Raising loop diuretic dose at discharge does not lower readmission risk
Increasing the dose of loop diuretic at hospital discharge of patients with heart failure (HF) was not associated with a reduced risk of hospital readmission for HF or any cause contrary to previous reports suggesting that such a dosing strategy could reduce readmission, according to a study presented at the 21st Asian Pacific Society of Cardiology Congress (APSC 2017) in Singapore.
“Although a common practice is to increase the loop diuretic dose at discharge with reference to the admission dose, evidence behind this practice is lacking,” according to lead author Dr Grace Chang Shu-Wen from the Department of Pharmacy in Khoo Teck Puat Hospital, Singapore, who noted that there is little guidance available on dosing at discharge.
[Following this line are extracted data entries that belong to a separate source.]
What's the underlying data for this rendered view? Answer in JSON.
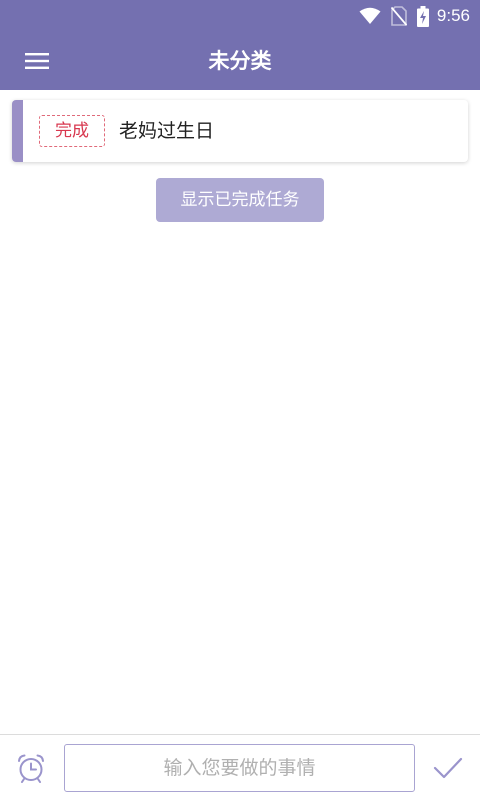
{
  "status_bar": {
    "time": "9:56",
    "icons": [
      "wifi-icon",
      "no-sim-icon",
      "battery-charging-icon"
    ]
  },
  "app_bar": {
    "title": "未分类",
    "menu_icon": "hamburger-menu-icon"
  },
  "tasks": [
    {
      "badge": "完成",
      "title": "老妈过生日",
      "accent_color": "#9a8fc6"
    }
  ],
  "show_completed_label": "显示已完成任务",
  "bottom_bar": {
    "input_value": "",
    "input_placeholder": "输入您要做的事情",
    "alarm_icon": "alarm-clock-icon",
    "confirm_icon": "checkmark-icon"
  },
  "colors": {
    "primary": "#7470b0",
    "button": "#aeaad4",
    "badge_red": "#d8384f"
  }
}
“We did not find an association between increased discharge diuretic dose and readmissions.”
The study included 134 patients admitted to Khoo Teck Puat Hospital who had HF, ejection fraction ≤40 percent, and were treated with loop diuretic at both hospital admission and discharge. The patients were classified into two groups depending on whether the diuretic dose at admission was maintained/reduced (n=66) or increased (n=68) at discharge, and were followed up for at least 5 months. [APSC 2017, abstract P101]
At 30 days, readmission rates for any cause (25.0 percent vs 33.3 percent; p=0.19) and for HF-related cause (11.8 percent vs 16.7 percent; p=0.29) appeared to be lower with increased loop diuretic dose vs same/reduced dose at discharge, although the association was not statistically significant.
Also, time to first all-cause readmission was delayed in the group using increased dose compared with the same/reduced dose at discharge (hazard ratio [HR], 0.61; p=0.04), but the significance was nullified after adjustment for variations in baseline characteristics (adjusted HR, 0.70; p=0.15).
According to Chang, patients whose diuretic dose were maintained or reduced at discharge were significantly more likely to have cardiovascular-related comorbidities (p=0.03) and atrial fibrillation (p=0.048) at baseline, and use less beta-blocker at discharge (p=0.04) compared with those who had increased dose at discharge.
“An increased discharge diuretic dose trended towards a longer time to first all-cause readmission, though this was not significant after adjusting for baseline factors,” said Chang. “Based on these data, routinely increasing discharge dose may not apply for all patients and it is crucial to tailor doses to clinical status instead.”
“This study provides important statistics for our hospital and aids us in identifying at-risk patients who require closer monitoring to prevent readmissions,” she added.